Prefer one atomic command over transaction when the command supports the needed semantics.

Examples:

  • SET key value NX EX seconds
  • INCR
  • HINCRBY
  • ZADD NX
  • SADD

10. Transaction with Pipeline

Pipelining and transactions are different.

Pipeline:

  • reduces network round trips;
  • does not imply atomic grouping;
  • server executes commands in order received, but other clients may interleave between batches depending on protocol/client behavior.

Transaction:

  • queues commands after MULTI;
  • executes batch on EXEC without interleaving during execution;
  • does not rollback all runtime errors.
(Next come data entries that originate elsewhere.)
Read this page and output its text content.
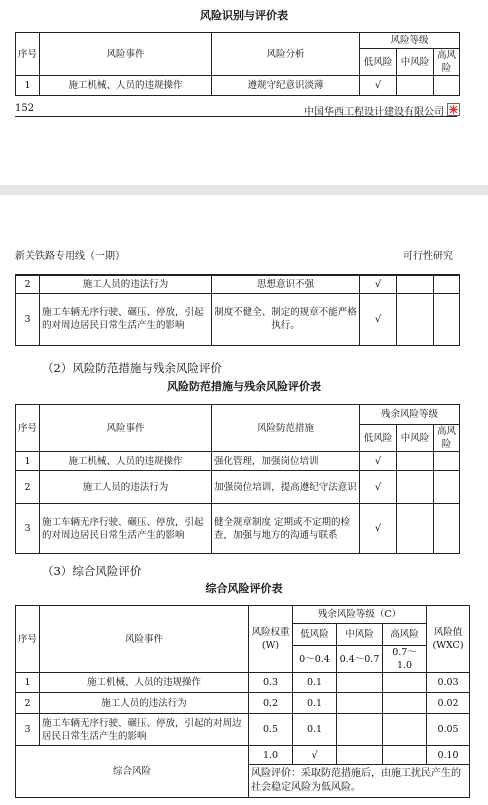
风险识别与评价表
序号	风险事件	风险分析	风险等级		
			低风险	中风险	高风险
1	施工机械、人员的违规操作	遵规守纪意识淡薄	√		
152	中国华西工程设计建设有限公司
新关铁路专用线（一期）	可行性研究
2	施工人员的违法行为	思想意识不强	√		
3	施工车辆无序行驶、碾压、停放，引起的对周边居民日常生活产生的影响	制度不健全、制定的规章不能严格执行。	√		
（2）风险防范措施与残余风险评价
风险防范措施与残余风险评价表
序号	风险事件	风险防范措施	残余风险等级		
			低风险	中风险	高风险
1	施工机械、人员的违规操作	强化管理，加强岗位培训	√		
2	施工人员的违法行为	加强岗位培训，提高遵纪守法意识	√		
3	施工车辆无序行驶、碾压、停放，引起的对周边居民日常生活产生的影响	健全规章制度 定期或不定期的检查，加强与地方的沟通与联系	√		
（3）综合风险评价
综合风险评价表
序号	风险事件	风险权重(W)	残余风险等级（C）			风险值(WXC)
			低风险	中风险	高风险	
			0～0.4	0.4～0.7	0.7～1.0	
1	施工机械、人员的违规操作	0.3	0.1			0.03
2	施工人员的违法行为	0.2	0.1			0.02
3	施工车辆无序行驶、碾压、停放，引起的对周边居民日常生活产生的影响	0.5	0.1			0.05
综合风险		1.0	√			0.10
		风险评价：采取防范措施后，由施工扰民产生的社会稳定风险为低风险。				
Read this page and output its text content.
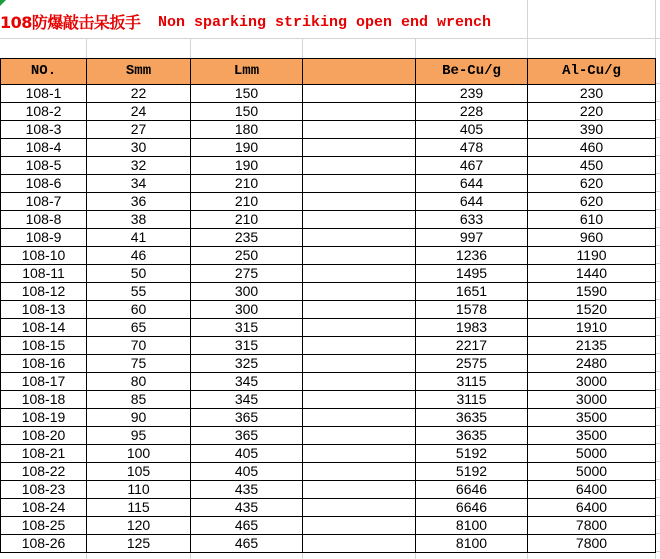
108防爆敲击呆扳手 Non sparking striking open end wrench
NO.	Smm	Lmm		Be-Cu/g	Al-Cu/g
108-1	22	150		239	230
108-2	24	150		228	220
108-3	27	180		405	390
108-4	30	190		478	460
108-5	32	190		467	450
108-6	34	210		644	620
108-7	36	210		644	620
108-8	38	210		633	610
108-9	41	235		997	960
108-10	46	250		1236	1190
108-11	50	275		1495	1440
108-12	55	300		1651	1590
108-13	60	300		1578	1520
108-14	65	315		1983	1910
108-15	70	315		2217	2135
108-16	75	325		2575	2480
108-17	80	345		3115	3000
108-18	85	345		3115	3000
108-19	90	365		3635	3500
108-20	95	365		3635	3500
108-21	100	405		5192	5000
108-22	105	405		5192	5000
108-23	110	435		6646	6400
108-24	115	435		6646	6400
108-25	120	465		8100	7800
108-26	125	465		8100	7800
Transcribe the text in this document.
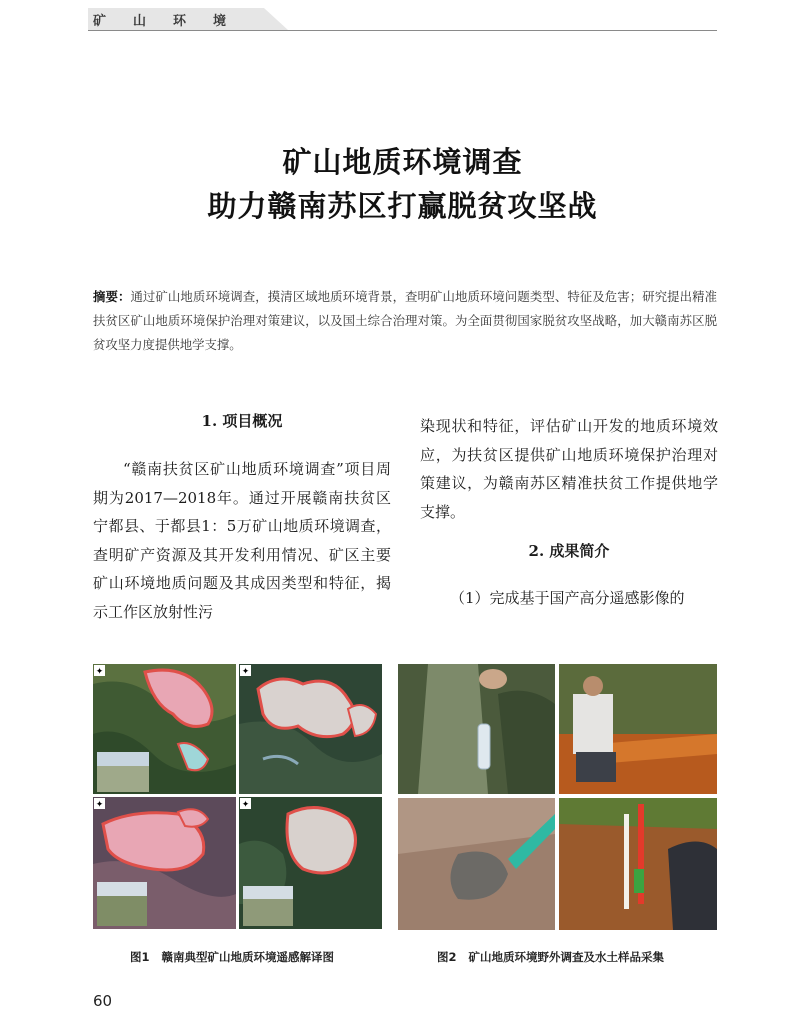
矿山环境
矿山地质环境调查
助力赣南苏区打赢脱贫攻坚战
摘要：通过矿山地质环境调查，摸清区域地质环境背景，查明矿山地质环境问题类型、特征及危害；研究提出精准扶贫区矿山地质环境保护治理对策建议，以及国土综合治理对策。为全面贯彻国家脱贫攻坚战略，加大赣南苏区脱贫攻坚力度提供地学支撑。
1. 项目概况

“赣南扶贫区矿山地质环境调查”项目周期为2017—2018年。通过开展赣南扶贫区宁都县、于都县1：5万矿山地质环境调查，查明矿产资源及其开发利用情况、矿区主要矿山环境地质问题及其成因类型和特征，揭示工作区放射性污

染现状和特征，评估矿山开发的地质环境效应，为扶贫区提供矿山地质环境保护治理对策建议，为赣南苏区精准扶贫工作提供地学支撑。

2. 成果简介

（1）完成基于国产高分遥感影像的

✦	✦
✦	✦
图1 赣南典型矿山地质环境遥感解译图	图2 矿山地质环境野外调查及水土样品采集
60
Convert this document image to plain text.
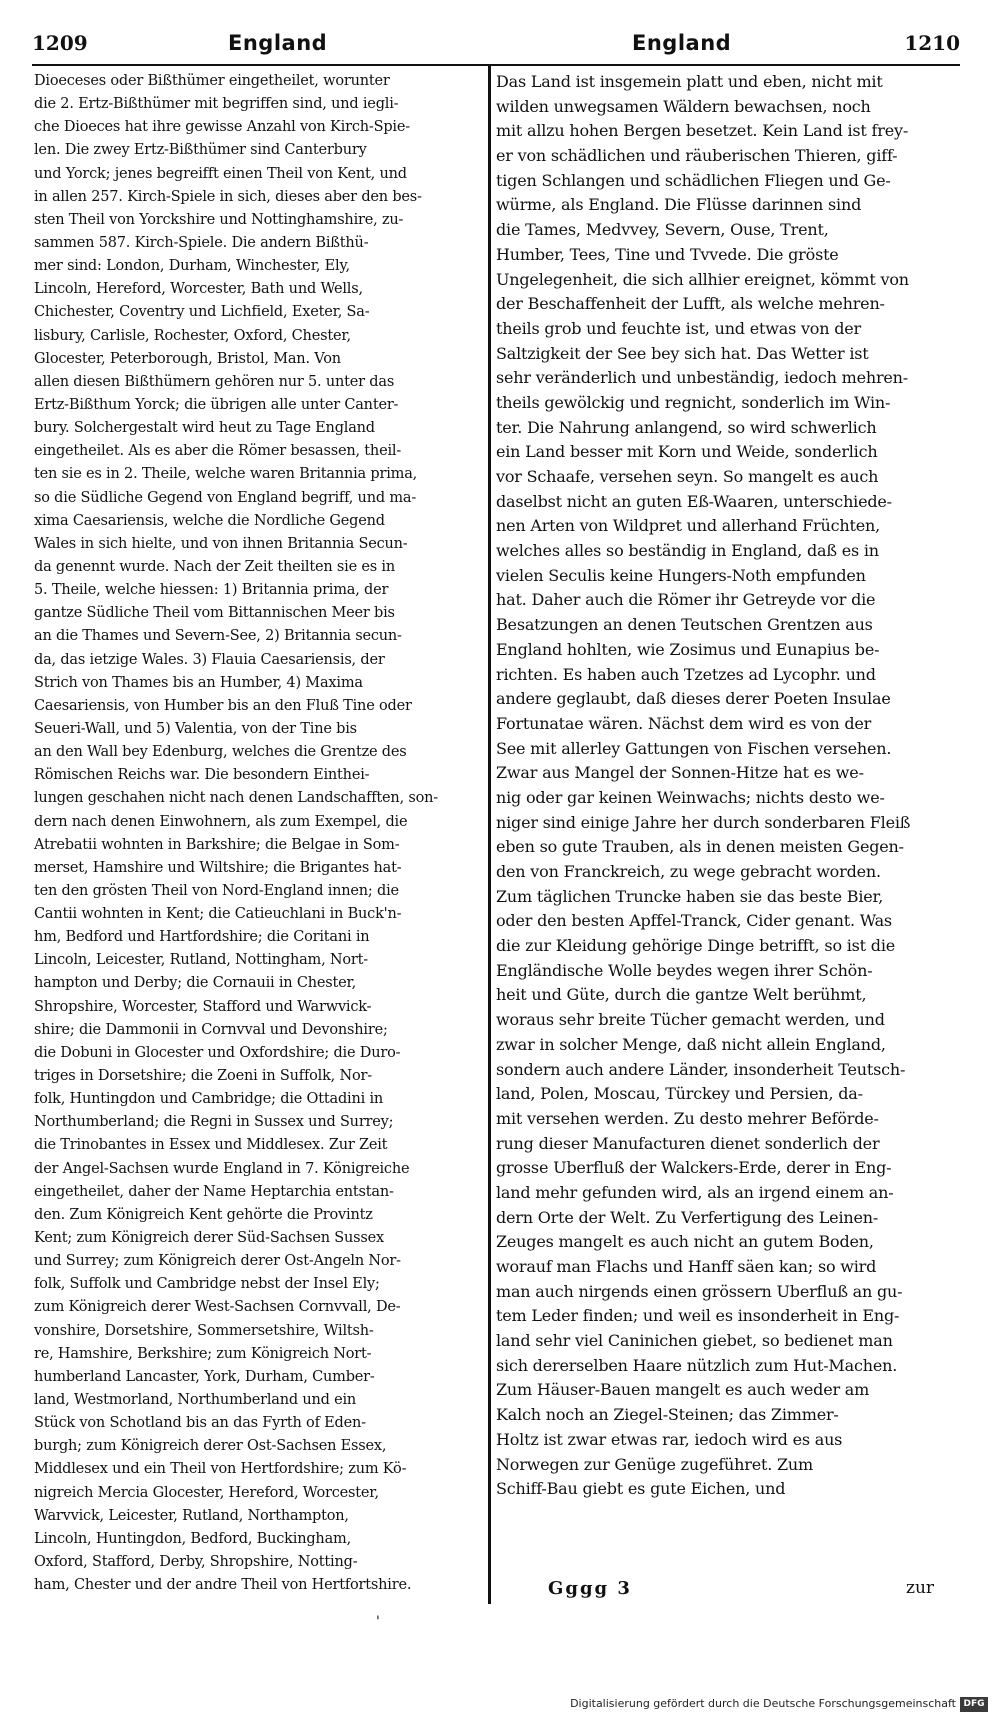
1209	England	England	1210
Dioeceses oder Bißthümer eingetheilet, worunter
die 2. Ertz-Bißthümer mit begriffen sind, und iegli-
che Dioeces hat ihre gewisse Anzahl von Kirch-Spie-
len. Die zwey Ertz-Bißthümer sind Canterbury
und Yorck; jenes begreifft einen Theil von Kent, und
in allen 257. Kirch-Spiele in sich, dieses aber den bes-
sten Theil von Yorckshire und Nottinghamshire, zu-
sammen 587. Kirch-Spiele. Die andern Bißthü-
mer sind: London, Durham, Winchester, Ely,
Lincoln, Hereford, Worcester, Bath und Wells,
Chichester, Coventry und Lichfield, Exeter, Sa-
lisbury, Carlisle, Rochester, Oxford, Chester,
Glocester, Peterborough, Bristol, Man. Von
allen diesen Bißthümern gehören nur 5. unter das
Ertz-Bißthum Yorck; die übrigen alle unter Canter-
bury. Solchergestalt wird heut zu Tage England
eingetheilet. Als es aber die Römer besassen, theil-
ten sie es in 2. Theile, welche waren Britannia prima,
so die Südliche Gegend von England begriff, und ma-
xima Caesariensis, welche die Nordliche Gegend
Wales in sich hielte, und von ihnen Britannia Secun-
da genennt wurde. Nach der Zeit theilten sie es in
5. Theile, welche hiessen: 1) Britannia prima, der
gantze Südliche Theil vom Bittannischen Meer bis
an die Thames und Severn-See, 2) Britannia secun-
da, das ietzige Wales. 3) Flauia Caesariensis, der
Strich von Thames bis an Humber, 4) Maxima
Caesariensis, von Humber bis an den Fluß Tine oder
Seueri-Wall, und 5) Valentia, von der Tine bis
an den Wall bey Edenburg, welches die Grentze des
Römischen Reichs war. Die besondern Einthei-
lungen geschahen nicht nach denen Landschafften, son-
dern nach denen Einwohnern, als zum Exempel, die
Atrebatii wohnten in Barkshire; die Belgae in Som-
merset, Hamshire und Wiltshire; die Brigantes hat-
ten den grösten Theil von Nord-England innen; die
Cantii wohnten in Kent; die Catieuchlani in Buck'n-
hm, Bedford und Hartfordshire; die Coritani in
Lincoln, Leicester, Rutland, Nottingham, Nort-
hampton und Derby; die Cornauii in Chester,
Shropshire, Worcester, Stafford und Warwvick-
shire; die Dammonii in Cornvval und Devonshire;
die Dobuni in Glocester und Oxfordshire; die Duro-
triges in Dorsetshire; die Zoeni in Suffolk, Nor-
folk, Huntingdon und Cambridge; die Ottadini in
Northumberland; die Regni in Sussex und Surrey;
die Trinobantes in Essex und Middlesex. Zur Zeit
der Angel-Sachsen wurde England in 7. Königreiche
eingetheilet, daher der Name Heptarchia entstan-
den. Zum Königreich Kent gehörte die Provintz
Kent; zum Königreich derer Süd-Sachsen Sussex
und Surrey; zum Königreich derer Ost-Angeln Nor-
folk, Suffolk und Cambridge nebst der Insel Ely;
zum Königreich derer West-Sachsen Cornvvall, De-
vonshire, Dorsetshire, Sommersetshire, Wiltsh-
re, Hamshire, Berkshire; zum Königreich Nort-
humberland Lancaster, York, Durham, Cumber-
land, Westmorland, Northumberland und ein
Stück von Schotland bis an das Fyrth of Eden-
burgh; zum Königreich derer Ost-Sachsen Essex,
Middlesex und ein Theil von Hertfordshire; zum Kö-
nigreich Mercia Glocester, Hereford, Worcester,
Warvvick, Leicester, Rutland, Northampton,
Lincoln, Huntingdon, Bedford, Buckingham,
Oxford, Stafford, Derby, Shropshire, Notting-
ham, Chester und der andre Theil von Hertfortshire.
Das Land ist insgemein platt und eben, nicht mit
wilden unwegsamen Wäldern bewachsen, noch
mit allzu hohen Bergen besetzet. Kein Land ist frey-
er von schädlichen und räuberischen Thieren, giff-
tigen Schlangen und schädlichen Fliegen und Ge-
würme, als England. Die Flüsse darinnen sind
die Tames, Medvvey, Severn, Ouse, Trent,
Humber, Tees, Tine und Tvvede. Die gröste
Ungelegenheit, die sich allhier ereignet, kömmt von
der Beschaffenheit der Lufft, als welche mehren-
theils grob und feuchte ist, und etwas von der
Saltzigkeit der See bey sich hat. Das Wetter ist
sehr veränderlich und unbeständig, iedoch mehren-
theils gewölckig und regnicht, sonderlich im Win-
ter. Die Nahrung anlangend, so wird schwerlich
ein Land besser mit Korn und Weide, sonderlich
vor Schaafe, versehen seyn. So mangelt es auch
daselbst nicht an guten Eß-Waaren, unterschiede-
nen Arten von Wildpret und allerhand Früchten,
welches alles so beständig in England, daß es in
vielen Seculis keine Hungers-Noth empfunden
hat. Daher auch die Römer ihr Getreyde vor die
Besatzungen an denen Teutschen Grentzen aus
England hohlten, wie Zosimus und Eunapius be-
richten. Es haben auch Tzetzes ad Lycophr. und
andere geglaubt, daß dieses derer Poeten Insulae
Fortunatae wären. Nächst dem wird es von der
See mit allerley Gattungen von Fischen versehen.
Zwar aus Mangel der Sonnen-Hitze hat es we-
nig oder gar keinen Weinwachs; nichts desto we-
niger sind einige Jahre her durch sonderbaren Fleiß
eben so gute Trauben, als in denen meisten Gegen-
den von Franckreich, zu wege gebracht worden.
Zum täglichen Truncke haben sie das beste Bier,
oder den besten Apffel-Tranck, Cider genant. Was
die zur Kleidung gehörige Dinge betrifft, so ist die
Engländische Wolle beydes wegen ihrer Schön-
heit und Güte, durch die gantze Welt berühmt,
woraus sehr breite Tücher gemacht werden, und
zwar in solcher Menge, daß nicht allein England,
sondern auch andere Länder, insonderheit Teutsch-
land, Polen, Moscau, Türckey und Persien, da-
mit versehen werden. Zu desto mehrer Beförde-
rung dieser Manufacturen dienet sonderlich der
grosse Uberfluß der Walckers-Erde, derer in Eng-
land mehr gefunden wird, als an irgend einem an-
dern Orte der Welt. Zu Verfertigung des Leinen-
Zeuges mangelt es auch nicht an gutem Boden,
worauf man Flachs und Hanff säen kan; so wird
man auch nirgends einen grössern Uberfluß an gu-
tem Leder finden; und weil es insonderheit in Eng-
land sehr viel Caninichen giebet, so bedienet man
sich dererselben Haare nützlich zum Hut-Machen.
Zum Häuser-Bauen mangelt es auch weder am
Kalch noch an Ziegel-Steinen; das Zimmer-
Holtz ist zwar etwas rar, iedoch wird es aus
Norwegen zur Genüge zugeführet. Zum
Schiff-Bau giebt es gute Eichen, und
Gggg 3	zur
'
Digitalisierung gefördert durch die Deutsche Forschungsgemeinschaft DFG
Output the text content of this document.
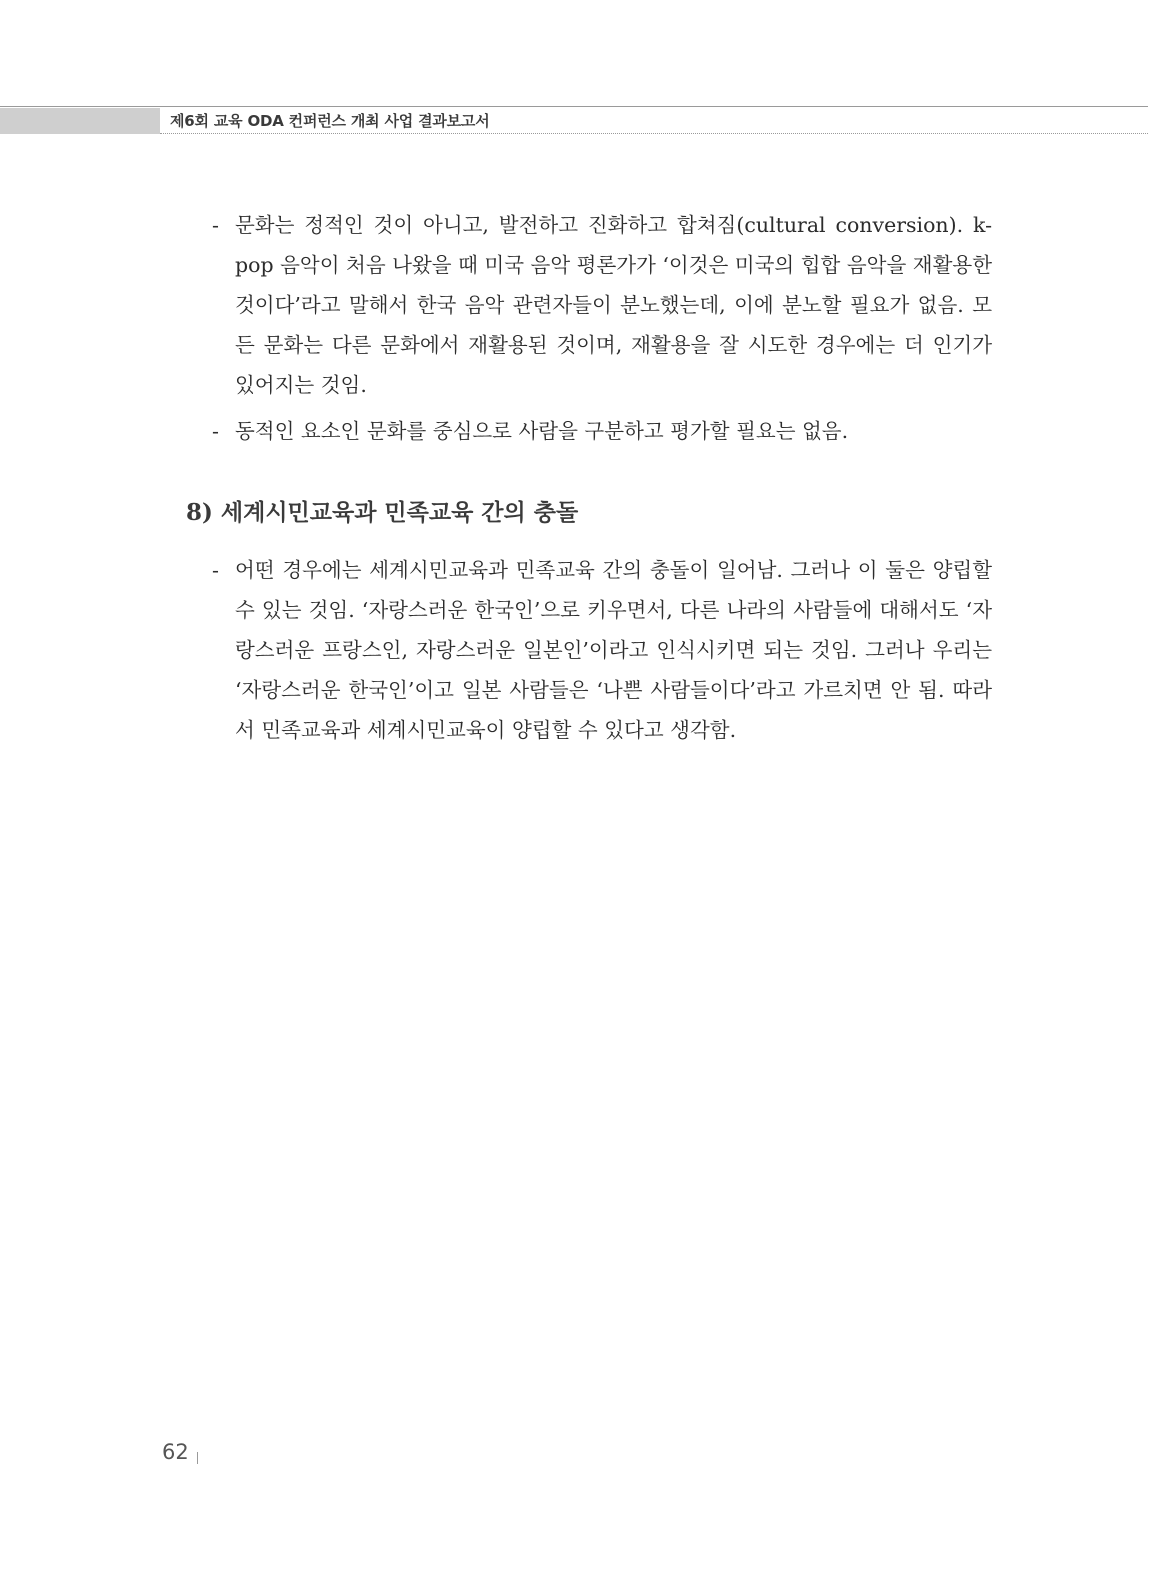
제6회 교육 ODA 컨퍼런스 개최 사업 결과보고서
- 문화는 정적인 것이 아니고, 발전하고 진화하고 합쳐짐(cultural conversion). k-pop 음악이 처음 나왔을 때 미국 음악 평론가가 ‘이것은 미국의 힙합 음악을 재활용한 것이다’라고 말해서 한국 음악 관련자들이 분노했는데, 이에 분노할 필요가 없음. 모든 문화는 다른 문화에서 재활용된 것이며, 재활용을 잘 시도한 경우에는 더 인기가 있어지는 것임.
- 동적인 요소인 문화를 중심으로 사람을 구분하고 평가할 필요는 없음.
8) 세계시민교육과 민족교육 간의 충돌
- 어떤 경우에는 세계시민교육과 민족교육 간의 충돌이 일어남. 그러나 이 둘은 양립할 수 있는 것임. ‘자랑스러운 한국인’으로 키우면서, 다른 나라의 사람들에 대해서도 ‘자랑스러운 프랑스인, 자랑스러운 일본인’이라고 인식시키면 되는 것임. 그러나 우리는 ‘자랑스러운 한국인’이고 일본 사람들은 ‘나쁜 사람들이다’라고 가르치면 안 됨. 따라서 민족교육과 세계시민교육이 양립할 수 있다고 생각함.
62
Some clients expose transaction through pipeline-like API. Do not confuse the two.

Example distinction

Pipeline for performance:

MGET many independent keys

Transaction for atomic grouped update:

SET value + EXPIRE + INCR metric as one EXEC batch

WATCH for optimistic read-modify-write:

Read current, compute, update only if unchanged

Lua for conditional multi-command atomic logic:

If current version < incoming version, set value and TTL

11. Race Condition Examples

11.1 Non-atomic GET then SET

Bad:

String count = redis.get(key);
int next = Integer.parseInt(count) + 1;
redis.set(key, String.valueOf(next));

Two clients can read same value and overwrite each other.

Better:

INCR key

11.2 Non-atomic SET then EXPIRE

Bad:

SET rate:user:42 1
EXPIRE rate:user:42 60

If client crashes after SET before EXPIRE, key may persist forever.

Better:

SET rate:user:42 1 EX 60

For first increment fixed window, use Lua if you need INCR + conditional EXPIRE atomically.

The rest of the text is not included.